Rio de Janeiro - O sambódromo da Sapucaí amanheceu em seu primeiro dia de desfiles, na segunda-feira (24), com três grandes destaques: Viradouro, Grande Rio e Portela. Elas levantaram a plateia com enredos sobre raízes da cultura popular e surpreenderam na riqueza de fantasias e alegorias.

A Viradouro foi a segunda escola a entrar e "lavou a alma" do público com uma apresentação impecável que já começou com uma sereia dentro de um aquário. Era a nadadora Anna Veloso. "Só uma atleta com muito preparo físico poderia estar ali. Mas quando o tanque fica escondido é hora de ela respirar", disse o coreógrafo Alex Neoral.

A Viradouro surpreendeu o público logo no início com uma 'sereia num aquário' protagonizada pela nadadora Anna Veloso; o enredo aquático homenageou as lavadeiras da Bahia
A Viradouro surpreendeu o público logo no início com uma 'sereia num aquário' protagonizada pela nadadora Anna Veloso; o enredo aquático homenageou as lavadeiras da Bahia | Foto: Carl Souza/ AFP

A traseira do abre-alas também estava abastecida de água, mas com perfume da água de cheiro da Bahia. O enredo era "Viradouro de Alma Lavada", homenageando as ganhadeiras da Lagoa do Abaeté, em Salvador, e resgatando suas histórias e seu empreendedorismo.

A escola contou a forma criativa como gerações de lavadeiras ganharam a vida se revezando entre o trabalho nas margens da lagoa e perambulando pela capital baiana com cestos de produtos variados. Com os lucros, acabaram ajudando a alforriar muitos escravos.

Um pequeno deslize prejudicou o final da apresentação: o último carro teve um defeito e as luzes dos refletores falharam. Mas o efeito do movimento dos braços de uma ganhadeira levantando uma roupa do cesto foi um diferencial.

A Grande Rio trouxe a história do pai de santo João Goumeia e abordou a intolerância religiosa
A Grande Rio trouxe a história do pai de santo João Goumeia e abordou a intolerância religiosa | Foto: Mauro Pimentel/ AFP

Já a Grande Rio, quinta a pisar na Sapucaí, fez o público balançar durante quase todo o desfile bandeirinhas com o verde, o vermelho e o branco da escola.

O enredo contou a história de Joãozinho da Gomeia, o mais famoso pai de santo da cidade de origem da agremiação, Duque de Caxias, na Baixada Fluminense. Ele foi retratado como um líder religioso negro, homossexual e nordestino.

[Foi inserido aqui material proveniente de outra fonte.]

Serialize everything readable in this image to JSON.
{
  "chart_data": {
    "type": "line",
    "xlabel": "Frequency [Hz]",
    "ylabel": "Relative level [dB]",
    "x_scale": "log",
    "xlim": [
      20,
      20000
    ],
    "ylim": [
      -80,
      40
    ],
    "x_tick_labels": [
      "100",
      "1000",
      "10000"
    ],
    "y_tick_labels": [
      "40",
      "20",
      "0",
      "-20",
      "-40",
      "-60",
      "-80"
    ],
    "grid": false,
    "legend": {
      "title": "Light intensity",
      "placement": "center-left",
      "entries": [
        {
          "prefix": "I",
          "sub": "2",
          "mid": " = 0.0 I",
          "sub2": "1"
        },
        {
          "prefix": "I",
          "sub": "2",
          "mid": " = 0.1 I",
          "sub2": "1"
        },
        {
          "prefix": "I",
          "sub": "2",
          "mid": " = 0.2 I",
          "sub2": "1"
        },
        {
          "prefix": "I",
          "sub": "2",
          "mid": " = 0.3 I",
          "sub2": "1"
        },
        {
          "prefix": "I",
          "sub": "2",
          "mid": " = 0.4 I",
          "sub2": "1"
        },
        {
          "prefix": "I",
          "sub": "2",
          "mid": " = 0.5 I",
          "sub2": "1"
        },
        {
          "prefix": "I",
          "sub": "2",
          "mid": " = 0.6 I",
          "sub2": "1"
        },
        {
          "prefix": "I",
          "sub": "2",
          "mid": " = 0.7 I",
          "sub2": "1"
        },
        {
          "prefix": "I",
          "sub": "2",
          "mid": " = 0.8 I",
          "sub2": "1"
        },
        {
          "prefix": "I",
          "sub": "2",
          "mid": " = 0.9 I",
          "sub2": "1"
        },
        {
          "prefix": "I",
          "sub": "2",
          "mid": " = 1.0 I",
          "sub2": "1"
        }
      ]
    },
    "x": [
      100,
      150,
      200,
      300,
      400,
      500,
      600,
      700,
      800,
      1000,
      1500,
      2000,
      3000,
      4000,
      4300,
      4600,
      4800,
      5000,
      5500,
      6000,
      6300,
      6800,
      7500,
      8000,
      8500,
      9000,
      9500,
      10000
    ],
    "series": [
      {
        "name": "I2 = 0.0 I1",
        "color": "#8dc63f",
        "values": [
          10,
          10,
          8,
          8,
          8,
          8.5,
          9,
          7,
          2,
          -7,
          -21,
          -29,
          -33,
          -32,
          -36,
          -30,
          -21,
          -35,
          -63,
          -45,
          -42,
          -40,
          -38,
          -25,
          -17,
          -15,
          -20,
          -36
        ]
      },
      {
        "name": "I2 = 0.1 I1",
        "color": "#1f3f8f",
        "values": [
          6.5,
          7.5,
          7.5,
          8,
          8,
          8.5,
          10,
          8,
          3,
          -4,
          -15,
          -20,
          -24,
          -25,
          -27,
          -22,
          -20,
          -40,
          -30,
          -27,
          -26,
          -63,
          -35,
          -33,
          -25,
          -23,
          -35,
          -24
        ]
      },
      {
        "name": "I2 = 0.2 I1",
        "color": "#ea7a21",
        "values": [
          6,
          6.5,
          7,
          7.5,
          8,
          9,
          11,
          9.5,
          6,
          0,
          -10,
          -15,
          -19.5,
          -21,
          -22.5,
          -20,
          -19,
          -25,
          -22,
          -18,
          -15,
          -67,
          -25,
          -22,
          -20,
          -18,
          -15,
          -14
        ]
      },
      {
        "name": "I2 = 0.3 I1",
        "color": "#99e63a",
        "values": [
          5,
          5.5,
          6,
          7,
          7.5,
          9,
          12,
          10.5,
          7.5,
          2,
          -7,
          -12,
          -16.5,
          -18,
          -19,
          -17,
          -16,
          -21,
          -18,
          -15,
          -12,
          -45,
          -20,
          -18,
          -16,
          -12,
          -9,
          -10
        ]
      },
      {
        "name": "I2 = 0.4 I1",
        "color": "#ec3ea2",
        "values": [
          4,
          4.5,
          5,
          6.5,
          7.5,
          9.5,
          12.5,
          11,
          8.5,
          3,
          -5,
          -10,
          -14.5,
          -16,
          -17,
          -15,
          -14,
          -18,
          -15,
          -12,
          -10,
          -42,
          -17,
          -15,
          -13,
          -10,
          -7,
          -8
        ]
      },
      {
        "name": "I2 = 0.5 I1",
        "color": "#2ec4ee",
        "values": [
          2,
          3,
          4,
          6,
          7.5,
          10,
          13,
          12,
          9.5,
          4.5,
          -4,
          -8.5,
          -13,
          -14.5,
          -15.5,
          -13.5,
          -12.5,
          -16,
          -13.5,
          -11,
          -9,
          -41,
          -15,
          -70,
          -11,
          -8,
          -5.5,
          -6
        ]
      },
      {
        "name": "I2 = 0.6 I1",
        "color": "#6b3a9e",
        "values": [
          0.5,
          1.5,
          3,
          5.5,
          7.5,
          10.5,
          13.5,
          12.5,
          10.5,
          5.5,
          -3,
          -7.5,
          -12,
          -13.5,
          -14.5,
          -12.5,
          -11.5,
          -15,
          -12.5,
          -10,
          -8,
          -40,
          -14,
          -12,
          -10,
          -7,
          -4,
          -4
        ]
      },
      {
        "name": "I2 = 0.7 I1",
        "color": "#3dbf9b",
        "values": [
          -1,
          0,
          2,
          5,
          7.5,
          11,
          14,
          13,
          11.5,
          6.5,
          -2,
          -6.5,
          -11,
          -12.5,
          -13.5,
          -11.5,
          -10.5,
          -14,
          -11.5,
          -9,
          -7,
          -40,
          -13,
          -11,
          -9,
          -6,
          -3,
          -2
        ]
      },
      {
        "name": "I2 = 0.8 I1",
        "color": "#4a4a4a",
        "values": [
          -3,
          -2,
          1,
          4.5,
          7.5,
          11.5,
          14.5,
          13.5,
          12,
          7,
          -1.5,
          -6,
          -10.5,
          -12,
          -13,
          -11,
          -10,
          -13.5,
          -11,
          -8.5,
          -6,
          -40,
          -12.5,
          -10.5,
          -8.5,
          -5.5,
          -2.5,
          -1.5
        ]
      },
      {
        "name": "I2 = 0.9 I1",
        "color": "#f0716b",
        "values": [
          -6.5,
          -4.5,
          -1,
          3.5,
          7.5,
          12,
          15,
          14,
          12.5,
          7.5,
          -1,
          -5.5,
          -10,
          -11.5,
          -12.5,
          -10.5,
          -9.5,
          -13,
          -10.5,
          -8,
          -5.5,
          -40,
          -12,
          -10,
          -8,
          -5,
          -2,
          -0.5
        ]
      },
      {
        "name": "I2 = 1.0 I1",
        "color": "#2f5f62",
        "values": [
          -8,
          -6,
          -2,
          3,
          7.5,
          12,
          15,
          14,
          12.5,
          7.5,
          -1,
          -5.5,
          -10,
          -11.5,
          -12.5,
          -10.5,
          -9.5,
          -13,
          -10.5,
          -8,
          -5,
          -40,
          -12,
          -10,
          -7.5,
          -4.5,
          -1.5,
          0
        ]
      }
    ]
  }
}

Teve carros ricos, fantasias elaboradas e muita cor. As paradinhas da bateria foram outro fator responsável por animar o público, que cantava junto o refrão: "Pelo amor de Deus, pelo amor que há na fé / Eu respeito seu amém / Você respeita o meu axé", falando da intolerância religiosa.

Mas a Grande Rio, assim como a União da Ilha, teve uma falha grande quando seu primeiro carro empacou, provocando um atraso e um buraco no desfile. Homens tiveram que empurrar a enorme alegoria e uma correria tomou as alas seguintes, depois normalizadas.

A Portela fez uma homenagem aos índios tupinambás e à sua terra “Guajupirá”, um paraíso perdido
A Portela fez uma homenagem aos índios tupinambás e à sua terra “Guajupirá”, um paraíso perdido | Foto: Carl Souza/ AFP

Maior campeã do Grupo Especial do Rio, segundo ranking da Prefeitura do Rio, a Portela encerrou o primeiro dia de desfiles com o enredo "Guajupiá, terra sem males" e uma apresentação considerada deslumbrante e aplaudida pelo público.

Guajupiá era para os índios tupinambás o que Olimpo era para os gregos: um paraíso a ser alcançado. E eles juraram ter encontrado esse lugar nas terras hoje cariocas.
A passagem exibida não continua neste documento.